İşi saptırmamak lazım! ‘Hani nerede faiz lobisi’ lafı aptalları kandırmak içindir! Lafın muhatapları bellidir!

Yerel bazda veya ulusal bazda, bu kan emicilerinin akıbetini bilmeyenler, bilenlere sorup öğrenebilirler.

 

Gelelim, Başbakan Erdoğan’ın ‘Akdeniz’ için bir toplantıda İngilizceye çevirerek söylediği, ‘White Sea’ hikayesine.

Bu da espri konusu oldu, dalga geçildi, hatta alaya varan yorumlar yapıldı!

Hani herşeyi bilenler var ya, ‘Akdeniz’in İngilizce’de adı ‘Mediterranean’dir, diye yazıp durdular.

 

Önce ‘Karadeniz’den başlayalım.

Türkler Anadolu’ya geldiklerinde, Kuzey’e varıp içdeniz zannettikleri denize, ‘çok büyük’ anlamına gelen ‘Kara’ adını vermişler. Böylece Karadeniz olmuş!

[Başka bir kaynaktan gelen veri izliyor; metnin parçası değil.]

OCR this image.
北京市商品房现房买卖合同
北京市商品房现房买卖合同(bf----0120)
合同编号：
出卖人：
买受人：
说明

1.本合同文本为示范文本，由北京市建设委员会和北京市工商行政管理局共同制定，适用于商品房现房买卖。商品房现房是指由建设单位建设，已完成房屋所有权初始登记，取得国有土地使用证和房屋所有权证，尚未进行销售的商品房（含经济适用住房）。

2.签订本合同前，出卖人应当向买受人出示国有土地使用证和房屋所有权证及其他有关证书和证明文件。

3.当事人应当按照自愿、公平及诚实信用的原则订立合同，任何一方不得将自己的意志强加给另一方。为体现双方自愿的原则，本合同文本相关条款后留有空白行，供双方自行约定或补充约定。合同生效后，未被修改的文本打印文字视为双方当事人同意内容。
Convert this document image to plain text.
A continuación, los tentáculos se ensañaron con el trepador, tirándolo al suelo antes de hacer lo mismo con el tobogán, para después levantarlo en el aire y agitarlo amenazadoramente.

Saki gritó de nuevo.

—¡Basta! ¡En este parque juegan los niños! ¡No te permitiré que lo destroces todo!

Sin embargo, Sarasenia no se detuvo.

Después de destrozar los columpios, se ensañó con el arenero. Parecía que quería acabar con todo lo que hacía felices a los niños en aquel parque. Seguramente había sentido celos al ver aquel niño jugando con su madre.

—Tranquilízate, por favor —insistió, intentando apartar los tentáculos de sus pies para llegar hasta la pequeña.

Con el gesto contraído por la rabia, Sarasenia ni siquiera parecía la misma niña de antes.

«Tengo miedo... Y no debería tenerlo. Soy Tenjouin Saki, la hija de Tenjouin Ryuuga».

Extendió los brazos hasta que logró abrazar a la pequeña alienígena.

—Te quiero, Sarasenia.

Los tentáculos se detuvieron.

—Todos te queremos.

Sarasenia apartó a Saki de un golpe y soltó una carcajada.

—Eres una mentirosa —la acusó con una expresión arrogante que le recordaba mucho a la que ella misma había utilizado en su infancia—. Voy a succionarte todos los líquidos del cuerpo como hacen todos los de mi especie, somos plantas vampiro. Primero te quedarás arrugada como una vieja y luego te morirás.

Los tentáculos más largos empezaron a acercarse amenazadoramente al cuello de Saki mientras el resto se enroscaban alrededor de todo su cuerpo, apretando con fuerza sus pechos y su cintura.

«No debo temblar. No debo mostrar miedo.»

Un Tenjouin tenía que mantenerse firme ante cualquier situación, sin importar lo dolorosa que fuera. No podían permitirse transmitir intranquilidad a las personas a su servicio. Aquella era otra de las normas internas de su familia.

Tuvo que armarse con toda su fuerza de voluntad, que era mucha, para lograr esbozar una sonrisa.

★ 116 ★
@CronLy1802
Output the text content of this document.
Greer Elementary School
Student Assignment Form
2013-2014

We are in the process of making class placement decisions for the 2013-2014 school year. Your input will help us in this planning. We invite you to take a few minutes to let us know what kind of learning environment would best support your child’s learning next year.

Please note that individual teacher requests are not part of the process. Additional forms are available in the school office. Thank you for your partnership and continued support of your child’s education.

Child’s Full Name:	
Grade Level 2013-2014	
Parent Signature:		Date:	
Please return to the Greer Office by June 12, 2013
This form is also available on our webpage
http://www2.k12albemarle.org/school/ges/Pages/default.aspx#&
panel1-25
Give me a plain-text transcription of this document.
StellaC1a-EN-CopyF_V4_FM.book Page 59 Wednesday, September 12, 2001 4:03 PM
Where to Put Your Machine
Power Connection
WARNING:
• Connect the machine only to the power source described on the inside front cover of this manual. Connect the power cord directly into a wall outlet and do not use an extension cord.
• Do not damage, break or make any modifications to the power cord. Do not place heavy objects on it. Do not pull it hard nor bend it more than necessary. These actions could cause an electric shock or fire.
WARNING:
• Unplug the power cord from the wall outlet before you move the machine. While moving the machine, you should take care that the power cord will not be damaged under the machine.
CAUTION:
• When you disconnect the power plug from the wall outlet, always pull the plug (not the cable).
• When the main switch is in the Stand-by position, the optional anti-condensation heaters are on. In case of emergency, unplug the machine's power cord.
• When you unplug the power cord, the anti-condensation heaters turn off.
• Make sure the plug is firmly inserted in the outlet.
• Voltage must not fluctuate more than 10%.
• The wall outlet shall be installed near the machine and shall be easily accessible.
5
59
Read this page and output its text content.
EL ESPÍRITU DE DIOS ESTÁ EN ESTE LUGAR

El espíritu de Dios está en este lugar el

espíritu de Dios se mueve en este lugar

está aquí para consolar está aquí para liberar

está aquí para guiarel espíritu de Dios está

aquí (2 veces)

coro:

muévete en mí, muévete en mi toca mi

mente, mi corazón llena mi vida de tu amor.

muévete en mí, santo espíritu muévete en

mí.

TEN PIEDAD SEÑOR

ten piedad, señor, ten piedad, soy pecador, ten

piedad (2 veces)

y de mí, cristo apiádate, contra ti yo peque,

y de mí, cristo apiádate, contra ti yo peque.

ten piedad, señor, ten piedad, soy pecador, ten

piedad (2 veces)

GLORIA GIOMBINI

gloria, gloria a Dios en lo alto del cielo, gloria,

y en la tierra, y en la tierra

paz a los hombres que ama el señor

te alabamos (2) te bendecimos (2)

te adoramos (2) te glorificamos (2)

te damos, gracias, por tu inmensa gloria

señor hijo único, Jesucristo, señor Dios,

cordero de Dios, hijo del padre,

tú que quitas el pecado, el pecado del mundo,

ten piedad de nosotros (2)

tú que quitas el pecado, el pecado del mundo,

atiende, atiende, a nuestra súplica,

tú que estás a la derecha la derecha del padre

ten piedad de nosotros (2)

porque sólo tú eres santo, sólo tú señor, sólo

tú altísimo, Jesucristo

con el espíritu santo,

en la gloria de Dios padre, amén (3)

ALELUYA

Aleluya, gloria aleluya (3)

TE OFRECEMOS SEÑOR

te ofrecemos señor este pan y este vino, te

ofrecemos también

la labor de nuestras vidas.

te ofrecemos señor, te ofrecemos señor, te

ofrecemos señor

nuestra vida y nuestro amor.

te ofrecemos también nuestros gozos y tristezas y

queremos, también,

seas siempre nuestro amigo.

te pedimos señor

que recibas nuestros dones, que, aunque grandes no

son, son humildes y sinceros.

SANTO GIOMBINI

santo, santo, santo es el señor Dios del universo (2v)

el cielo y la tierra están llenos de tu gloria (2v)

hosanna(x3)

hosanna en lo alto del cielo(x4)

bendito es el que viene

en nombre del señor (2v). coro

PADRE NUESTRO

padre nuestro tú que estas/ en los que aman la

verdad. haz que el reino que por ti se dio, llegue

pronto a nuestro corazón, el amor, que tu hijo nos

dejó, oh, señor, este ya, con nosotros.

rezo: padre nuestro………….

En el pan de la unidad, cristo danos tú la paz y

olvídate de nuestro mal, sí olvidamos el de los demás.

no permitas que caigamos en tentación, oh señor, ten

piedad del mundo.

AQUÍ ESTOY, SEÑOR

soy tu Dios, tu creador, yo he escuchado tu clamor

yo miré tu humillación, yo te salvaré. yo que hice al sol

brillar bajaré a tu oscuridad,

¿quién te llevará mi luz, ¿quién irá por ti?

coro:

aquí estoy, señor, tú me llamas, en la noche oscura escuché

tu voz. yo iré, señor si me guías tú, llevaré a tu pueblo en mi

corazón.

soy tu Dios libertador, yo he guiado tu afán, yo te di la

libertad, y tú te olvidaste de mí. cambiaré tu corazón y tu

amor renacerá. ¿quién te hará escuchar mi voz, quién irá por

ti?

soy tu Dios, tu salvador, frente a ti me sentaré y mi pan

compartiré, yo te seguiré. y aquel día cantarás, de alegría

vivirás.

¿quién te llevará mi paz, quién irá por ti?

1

Yine aynı insanlar, Güneydeki denize de, Batı’ya doğru, Batı’ya yönelik’ anlamına gelen ‘Ak’ adını vermişler. Böylece Akdeniz olmuş.

Şimdi…

Karadeniz’in tercümesi ‘Black/kara Sea’ oluyor da, Akdeniz’in tercümesi neden ‘Ak/white Sea’ olmuyor?

Burada başbakan bir şeyi anlatmak istiyor, bir şeyi sahiplenmemiz gerektiğini söylüyor.